Mittlerweile gibt es in rund 30 Ländern bestätigte Fälle, wie etwa die Europäische Seuchenbehörde berichtet. Die Berichte stammen aus Lateinamerika und der Karibik. Die mit Abstand meisten Fälle gibt es in Brasilien. Zudem gibt es Infizierte etwa in Barbados, Bolivien, Ecuador, El Salvador, Fiji, Französisch Guyana, Guadalupe, Guatemala, Guyana, Haiti, Honduras, auf den Kapverden, Kolumbien, auf den Malediven, in Martinique, Mexiko, Neukaledonien, Panama, Paraguay, Puerto Rico, Saint Martin, Samoa, auf den Solomon-Inseln, in Surinam, Thailand und Venezuela.
In den USA gab es am 28. Januar laut Lyle Peterson von der US-amerikanischen Seuchenschutzbehörde CDC 31 bestätigte Fälle.
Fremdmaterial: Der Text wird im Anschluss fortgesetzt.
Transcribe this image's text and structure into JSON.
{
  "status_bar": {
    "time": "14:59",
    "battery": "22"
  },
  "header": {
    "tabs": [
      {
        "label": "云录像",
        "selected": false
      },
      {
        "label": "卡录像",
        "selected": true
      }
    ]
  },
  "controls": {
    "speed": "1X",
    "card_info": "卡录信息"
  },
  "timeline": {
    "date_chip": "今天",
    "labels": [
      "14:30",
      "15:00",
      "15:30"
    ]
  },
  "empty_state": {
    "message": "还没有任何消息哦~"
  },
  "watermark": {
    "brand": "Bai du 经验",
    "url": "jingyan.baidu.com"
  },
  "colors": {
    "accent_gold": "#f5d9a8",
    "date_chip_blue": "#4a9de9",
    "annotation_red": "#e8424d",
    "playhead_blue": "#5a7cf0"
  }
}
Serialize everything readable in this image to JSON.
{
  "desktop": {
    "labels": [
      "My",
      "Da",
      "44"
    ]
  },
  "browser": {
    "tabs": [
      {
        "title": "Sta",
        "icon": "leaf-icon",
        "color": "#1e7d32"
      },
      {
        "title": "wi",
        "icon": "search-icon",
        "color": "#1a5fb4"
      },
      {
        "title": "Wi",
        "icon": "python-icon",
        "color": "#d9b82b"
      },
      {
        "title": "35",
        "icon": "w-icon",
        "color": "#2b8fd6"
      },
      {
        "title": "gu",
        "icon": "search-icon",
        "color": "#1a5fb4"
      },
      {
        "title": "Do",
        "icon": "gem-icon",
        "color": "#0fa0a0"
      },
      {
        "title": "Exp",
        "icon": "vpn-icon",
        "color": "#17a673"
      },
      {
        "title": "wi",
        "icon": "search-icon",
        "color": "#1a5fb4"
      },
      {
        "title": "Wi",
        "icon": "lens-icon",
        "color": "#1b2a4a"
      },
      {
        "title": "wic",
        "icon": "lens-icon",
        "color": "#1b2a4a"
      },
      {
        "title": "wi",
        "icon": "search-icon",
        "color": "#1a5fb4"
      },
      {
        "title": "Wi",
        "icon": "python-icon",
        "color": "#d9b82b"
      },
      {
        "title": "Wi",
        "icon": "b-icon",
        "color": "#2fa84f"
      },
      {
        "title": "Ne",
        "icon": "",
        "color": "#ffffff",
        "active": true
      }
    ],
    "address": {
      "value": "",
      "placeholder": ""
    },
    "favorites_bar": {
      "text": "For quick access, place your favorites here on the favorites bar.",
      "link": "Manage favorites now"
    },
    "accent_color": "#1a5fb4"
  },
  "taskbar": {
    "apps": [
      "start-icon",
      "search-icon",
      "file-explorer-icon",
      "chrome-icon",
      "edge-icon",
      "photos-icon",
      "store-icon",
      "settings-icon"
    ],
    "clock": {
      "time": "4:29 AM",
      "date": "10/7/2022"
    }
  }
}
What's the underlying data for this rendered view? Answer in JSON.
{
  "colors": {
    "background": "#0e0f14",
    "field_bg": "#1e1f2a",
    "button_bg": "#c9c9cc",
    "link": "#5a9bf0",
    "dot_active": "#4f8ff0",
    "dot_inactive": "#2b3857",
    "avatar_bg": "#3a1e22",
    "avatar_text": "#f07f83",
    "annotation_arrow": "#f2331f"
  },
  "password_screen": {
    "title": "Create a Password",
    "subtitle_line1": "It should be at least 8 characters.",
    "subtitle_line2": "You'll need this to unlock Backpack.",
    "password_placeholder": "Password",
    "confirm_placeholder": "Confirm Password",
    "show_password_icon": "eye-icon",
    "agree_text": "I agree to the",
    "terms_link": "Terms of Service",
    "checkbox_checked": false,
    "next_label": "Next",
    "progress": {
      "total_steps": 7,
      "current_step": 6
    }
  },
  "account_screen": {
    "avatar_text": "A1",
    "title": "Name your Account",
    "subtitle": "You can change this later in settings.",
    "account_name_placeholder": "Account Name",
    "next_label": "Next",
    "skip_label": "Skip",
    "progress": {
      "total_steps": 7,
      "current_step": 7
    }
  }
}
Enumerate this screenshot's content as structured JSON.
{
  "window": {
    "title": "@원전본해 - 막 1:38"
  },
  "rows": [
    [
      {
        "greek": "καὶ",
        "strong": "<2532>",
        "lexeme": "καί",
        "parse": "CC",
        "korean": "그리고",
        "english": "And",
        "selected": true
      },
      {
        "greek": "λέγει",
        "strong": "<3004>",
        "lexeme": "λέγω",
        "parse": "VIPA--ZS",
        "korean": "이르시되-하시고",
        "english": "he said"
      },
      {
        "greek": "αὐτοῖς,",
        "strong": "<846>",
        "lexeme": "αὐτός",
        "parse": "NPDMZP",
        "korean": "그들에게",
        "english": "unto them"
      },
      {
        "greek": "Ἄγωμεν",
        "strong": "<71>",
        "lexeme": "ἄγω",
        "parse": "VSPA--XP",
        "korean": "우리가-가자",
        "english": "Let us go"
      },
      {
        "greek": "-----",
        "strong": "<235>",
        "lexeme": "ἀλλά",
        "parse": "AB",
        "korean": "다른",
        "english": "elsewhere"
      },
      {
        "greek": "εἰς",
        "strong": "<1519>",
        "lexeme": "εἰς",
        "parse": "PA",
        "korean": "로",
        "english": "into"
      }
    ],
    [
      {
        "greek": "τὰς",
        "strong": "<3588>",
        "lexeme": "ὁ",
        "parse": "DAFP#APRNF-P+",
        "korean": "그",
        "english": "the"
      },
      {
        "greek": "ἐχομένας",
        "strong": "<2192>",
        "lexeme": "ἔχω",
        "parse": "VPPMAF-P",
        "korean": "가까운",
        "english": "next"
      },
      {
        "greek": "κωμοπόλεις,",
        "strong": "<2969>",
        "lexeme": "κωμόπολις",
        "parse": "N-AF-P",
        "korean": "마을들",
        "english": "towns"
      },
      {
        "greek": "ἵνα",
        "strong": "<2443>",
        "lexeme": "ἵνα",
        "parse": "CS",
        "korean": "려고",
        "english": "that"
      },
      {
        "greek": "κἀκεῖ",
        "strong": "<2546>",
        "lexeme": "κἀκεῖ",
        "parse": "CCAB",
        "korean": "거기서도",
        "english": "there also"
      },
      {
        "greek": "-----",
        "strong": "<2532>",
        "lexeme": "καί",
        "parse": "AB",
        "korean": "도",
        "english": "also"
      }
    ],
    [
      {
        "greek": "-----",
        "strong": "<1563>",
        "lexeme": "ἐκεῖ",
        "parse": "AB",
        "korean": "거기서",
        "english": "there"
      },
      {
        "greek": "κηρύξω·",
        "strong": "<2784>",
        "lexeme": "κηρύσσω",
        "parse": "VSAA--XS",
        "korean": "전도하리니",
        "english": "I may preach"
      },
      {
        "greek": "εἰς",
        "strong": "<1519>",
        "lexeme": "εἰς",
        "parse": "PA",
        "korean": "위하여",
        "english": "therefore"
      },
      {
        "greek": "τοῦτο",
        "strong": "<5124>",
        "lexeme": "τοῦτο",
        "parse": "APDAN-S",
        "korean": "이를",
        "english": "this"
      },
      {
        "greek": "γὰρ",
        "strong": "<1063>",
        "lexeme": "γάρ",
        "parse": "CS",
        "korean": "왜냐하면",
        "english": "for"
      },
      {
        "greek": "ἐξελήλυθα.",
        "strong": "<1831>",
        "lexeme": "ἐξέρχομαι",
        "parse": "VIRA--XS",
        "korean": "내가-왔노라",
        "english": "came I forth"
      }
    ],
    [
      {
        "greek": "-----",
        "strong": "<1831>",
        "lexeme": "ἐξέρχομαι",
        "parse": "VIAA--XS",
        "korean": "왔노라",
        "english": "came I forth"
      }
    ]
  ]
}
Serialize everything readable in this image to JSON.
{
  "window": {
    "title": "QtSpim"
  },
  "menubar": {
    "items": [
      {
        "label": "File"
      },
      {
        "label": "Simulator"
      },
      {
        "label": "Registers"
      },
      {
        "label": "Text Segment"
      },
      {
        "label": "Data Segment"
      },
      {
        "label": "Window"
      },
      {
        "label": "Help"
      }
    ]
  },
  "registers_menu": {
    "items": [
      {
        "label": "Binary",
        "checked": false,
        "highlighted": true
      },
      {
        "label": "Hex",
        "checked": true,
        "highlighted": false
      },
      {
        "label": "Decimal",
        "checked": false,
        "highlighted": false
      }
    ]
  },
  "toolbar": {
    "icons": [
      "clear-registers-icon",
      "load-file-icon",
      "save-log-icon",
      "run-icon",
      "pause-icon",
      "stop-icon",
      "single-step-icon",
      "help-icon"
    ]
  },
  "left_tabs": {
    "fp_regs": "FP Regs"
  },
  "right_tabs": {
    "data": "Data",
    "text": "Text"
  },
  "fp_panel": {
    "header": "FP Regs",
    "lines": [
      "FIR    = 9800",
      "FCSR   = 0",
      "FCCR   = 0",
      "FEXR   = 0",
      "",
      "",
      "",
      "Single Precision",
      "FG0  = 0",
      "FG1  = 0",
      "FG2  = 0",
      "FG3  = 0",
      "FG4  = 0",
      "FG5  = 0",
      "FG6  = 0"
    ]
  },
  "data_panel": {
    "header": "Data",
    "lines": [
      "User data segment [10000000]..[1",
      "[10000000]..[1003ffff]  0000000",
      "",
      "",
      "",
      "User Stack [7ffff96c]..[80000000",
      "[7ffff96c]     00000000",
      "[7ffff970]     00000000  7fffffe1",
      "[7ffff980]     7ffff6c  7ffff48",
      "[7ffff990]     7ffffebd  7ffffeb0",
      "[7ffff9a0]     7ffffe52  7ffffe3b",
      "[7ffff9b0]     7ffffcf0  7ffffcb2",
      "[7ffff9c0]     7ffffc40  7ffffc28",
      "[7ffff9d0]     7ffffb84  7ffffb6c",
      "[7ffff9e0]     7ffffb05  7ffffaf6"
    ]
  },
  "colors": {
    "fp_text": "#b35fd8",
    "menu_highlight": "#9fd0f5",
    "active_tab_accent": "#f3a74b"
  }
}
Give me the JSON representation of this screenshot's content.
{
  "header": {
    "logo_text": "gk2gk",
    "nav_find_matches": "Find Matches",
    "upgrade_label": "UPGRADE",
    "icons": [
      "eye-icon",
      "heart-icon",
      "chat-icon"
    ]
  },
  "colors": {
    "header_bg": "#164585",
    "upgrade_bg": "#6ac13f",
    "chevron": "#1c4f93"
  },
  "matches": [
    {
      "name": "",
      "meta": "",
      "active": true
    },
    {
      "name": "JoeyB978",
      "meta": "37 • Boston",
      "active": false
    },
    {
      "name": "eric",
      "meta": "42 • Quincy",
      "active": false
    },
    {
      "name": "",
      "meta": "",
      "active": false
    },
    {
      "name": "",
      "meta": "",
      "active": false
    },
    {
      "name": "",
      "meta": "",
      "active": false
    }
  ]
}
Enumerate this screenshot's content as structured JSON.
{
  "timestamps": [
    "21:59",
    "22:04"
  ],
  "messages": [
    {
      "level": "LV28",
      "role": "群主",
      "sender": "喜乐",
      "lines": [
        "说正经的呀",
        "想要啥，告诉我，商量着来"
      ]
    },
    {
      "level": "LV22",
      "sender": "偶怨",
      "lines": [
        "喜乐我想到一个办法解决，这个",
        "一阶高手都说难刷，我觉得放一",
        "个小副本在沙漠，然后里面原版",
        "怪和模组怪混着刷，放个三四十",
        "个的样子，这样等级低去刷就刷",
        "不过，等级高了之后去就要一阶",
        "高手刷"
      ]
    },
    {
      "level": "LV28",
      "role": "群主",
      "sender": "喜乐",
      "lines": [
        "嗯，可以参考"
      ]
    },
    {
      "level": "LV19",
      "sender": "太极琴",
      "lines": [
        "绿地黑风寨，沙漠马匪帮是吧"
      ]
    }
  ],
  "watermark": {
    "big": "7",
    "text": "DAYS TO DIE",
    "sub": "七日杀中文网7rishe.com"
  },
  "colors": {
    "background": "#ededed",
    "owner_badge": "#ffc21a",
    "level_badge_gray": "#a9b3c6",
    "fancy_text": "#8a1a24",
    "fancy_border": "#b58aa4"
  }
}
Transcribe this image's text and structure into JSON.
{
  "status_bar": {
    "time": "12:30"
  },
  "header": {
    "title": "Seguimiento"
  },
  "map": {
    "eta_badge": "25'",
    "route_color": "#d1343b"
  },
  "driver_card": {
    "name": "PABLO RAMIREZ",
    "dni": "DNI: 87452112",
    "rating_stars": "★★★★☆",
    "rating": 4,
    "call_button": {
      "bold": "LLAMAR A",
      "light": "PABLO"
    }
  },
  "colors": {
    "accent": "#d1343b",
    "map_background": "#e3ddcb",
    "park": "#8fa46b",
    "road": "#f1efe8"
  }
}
Bei allen handelte es sich um Menschen, die sich auf einer Reise in der betroffenen Region angesteckt hatten. Die Zahlen würden steigen, da sich nun mehr Leute testen ließen, sagte Peterson.
Auch die deutschen Seuchenwächter vom Robert-Koch-Institut (RKI) gehen davon aus, dass einzelne Reiserückkehrer das Virus bereits in sich tragen. Infizierte gab es auch schon lange bevor sich Zika nun so rasant in Lateinamerika ausbreitete. Konkret hat man zwischen 2013 und 2015 zehn Fälle gezählt. Wer übrigens einmal erkrankt ist, ist künftig immun gegen den Erreger.
Es ist damit zu rechnen, dass künftig weitere Fälle registriert werden. Neben der Übertragung durch Mückenstiche und von Schwangeren auf ihre Ungeborenen, kann das Zika-Virus wohl auch über ungeschützten Sex von Mensch zu Mensch zu wandern. Letzteres sei aber vermutlich eher selten, schätzt das RKI.